Sophie tried repeatedly to reach him by phone, but he didn’t respond. I sent him an impassioned plea detailing how important the photograph — and his fine line of products — were to me. Still, he didn’t respond. One week passed, then another. New Year’s came and went. The book would be on shelves in seven months, and still we didn’t have a cover.

Last-minute relief

It was time to imagine the impossible: What if we couldn’t use the photo? My editor and I each ordered a copy of Bar Mitzvah Disco, a coffee table book by Roger Bennett, Nick Kroll and Jules Shell containing candid bar and bat mitzvah photographs. The photographs in Bar Mitzvah Disco are a riot, and one or two might have made a decent cover, but none of them contained the particular combination of humor and pathos in Pinney’s photograph.

So it came as a tremendous relief when, weeks after our deadline had passed, Ben returned a signed release.
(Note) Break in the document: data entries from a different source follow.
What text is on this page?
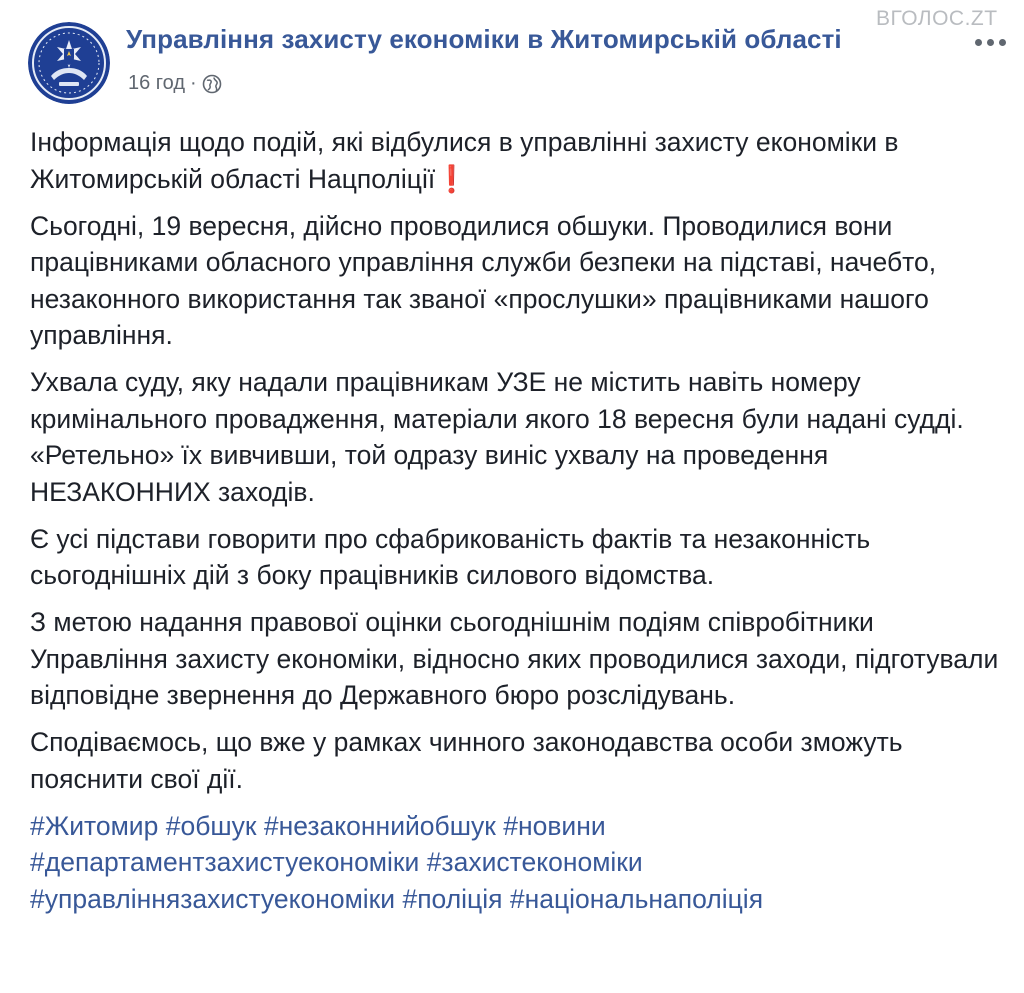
ВГОЛОС.ZT
Управління захисту економіки в Житомирській області
16 год ·

Інформація щодо подій, які відбулися в управлінні захисту економіки в Житомирській області Нацполіції❗

Сьогодні, 19 вересня, дійсно проводилися обшуки. Проводилися вони працівниками обласного управління служби безпеки на підставі, начебто, незаконного використання так званої «прослушки» працівниками нашого управління.

Ухвала суду, яку надали працівникам УЗЕ не містить навіть номеру кримінального провадження, матеріали якого 18 вересня були надані судді. «Ретельно» їх вивчивши, той одразу виніс ухвалу на проведення НЕЗАКОННИХ заходів.

Є усі підстави говорити про сфабрикованість фактів та незаконність сьогоднішніх дій з боку працівників силового відомства.

З метою надання правової оцінки сьогоднішнім подіям співробітники Управління захисту економіки, відносно яких проводилися заходи, підготували відповідне звернення до Державного бюро розслідувань.

Сподіваємось, що вже у рамках чинного законодавства особи зможуть пояснити свої дії.

#Житомир #обшук #незаконнийобшук #новини
#департаментзахистуекономіки #захистекономіки
#управліннязахистуекономіки #поліція #національнаполіція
Sophie had made contact with his assistant, who explained the reason for the delay: Chicago’s cannabis king had been on vacation.

Studying the photo in an era when Jewish identity is torn between particularism and universalism, I’m amazed by how it manages to walk a line between the two.
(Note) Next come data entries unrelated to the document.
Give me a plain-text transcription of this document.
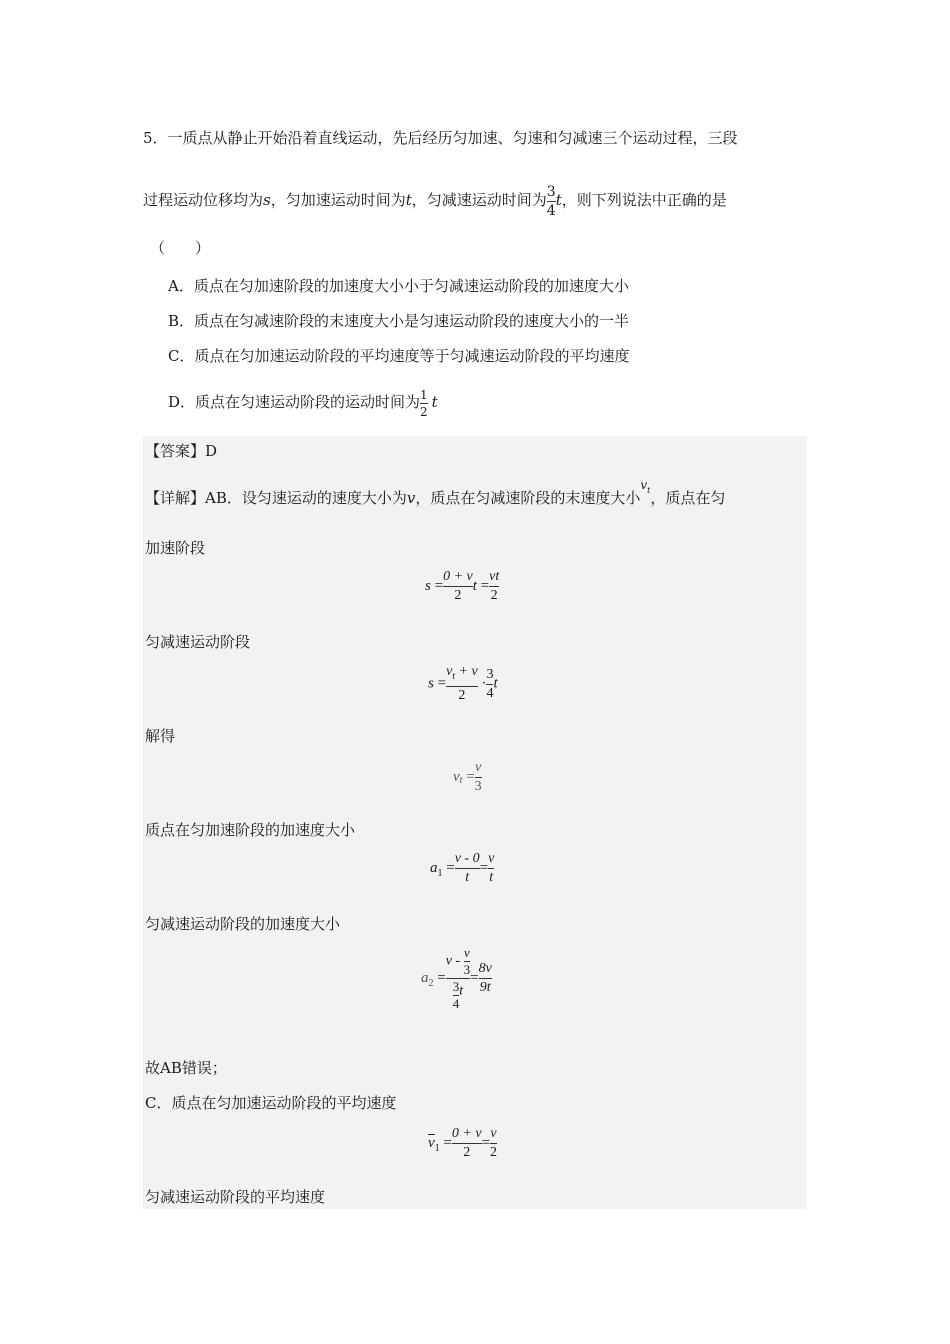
5．一质点从静止开始沿着直线运动，先后经历匀加速、匀速和匀减速三个运动过程，三段
过程运动位移均为s，匀加速运动时间为t，匀减速运动时间为 $\frac{3}{4}$ t，则下列说法中正确的是
（　　）
A．质点在匀加速阶段的加速度大小小于匀减速运动阶段的加速度大小
B．质点在匀减速阶段的末速度大小是匀速运动阶段的速度大小的一半
C．质点在匀加速运动阶段的平均速度等于匀减速运动阶段的平均速度
D．质点在匀速运动阶段的运动时间为 $\frac{1}{2}$ t
【答案】D
【详解】AB．设匀速运动的速度大小为v，质点在匀减速阶段的末速度大小$v_t$，质点在匀
加速阶段
$s = \frac{0 + v}{2}$ $t = \frac{vt}{2}$
匀减速运动阶段
$s = \frac{v_t + v}{2} \cdot \frac{3}{4}$ t
解得
$v_t = \frac{v}{3}$
质点在匀加速阶段的加速度大小
$a_1 = \frac{v - 0}{t} = \frac{v}{t}$
匀减速运动阶段的加速度大小
$a_2 = \frac{v - \frac{v}{3}}{\frac{3}{4} t} = \frac{8v}{9t}$
故AB错误；
C．质点在匀加速运动阶段的平均速度
$\overline{v}_1 = \frac{0 + v}{2} = \frac{v}{2}$
匀减速运动阶段的平均速度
It transports me back to the aching tenderness of my own mid-aughts years on the bar and bat mitzvah circuit: boys in baggy suits, tall girls in tights, snowball slow-dances, Coke & Pepsi, outrageous party favors. (Every guest at my bar mitzvah took home — no joke — a Siamese fighting fish.)

Bar Mitzvahs bridge divides

I wasn’t alone: Jews of all generations saw themselves in its composition — literally. A friend of my father’s was convinced the photo was taken at his bar mitzvah. The writer and podcaster Zibby Owens wrote on Instagram that she “seriously thought the girl in the polka dots on the left was me.”

The image resonates for members of the tribe. The short, brown-haired boy dancing with the tall, blonde girl seems to stand in for what Avital Chizhik-Goldschmidt once described in the Forward as “the long and complex history of Jewish men finding love beyond their community” — as in other words, the history of the Jewboy and the shiksa.

The image proved legible to non-Jews, too. When I showed the cover to my whitest, WASPiest friend, a guy from Princeton, New Jersey, with two last names, he told me it reminded him of his time in cotillion, when he was paired with the tallest girl in class for dance lessons. That such a singularly Jewish image should remind a guy from Princeton of cotillion shocked me.

It shouldn’t have. Like most great works of Jewish-American art — and to me, that’s what it is, although Pinney was raised Catholic — the photograph works on two levels.

A universal emblem of adolescenence

To Jewish eyes, it’s a Jewish image, conveying a particular set of feelings and experiences. To everyone else, it’s a universal emblem of adolescence — a time when girls develop faster than boys and everyone takes themselves a little too seriously.

Maybe that’s why so many people have seen themselves in it.

I can relate. Every now and then, I forget that the boy in the photo isn’t me. Because even if we don’t resemble one another, he looks the way I often feel: a 13-year-old boy in a baggy suit with a head too big for his shoulders, adrift on a dance floor the color of the ocean, waiting for everything to change.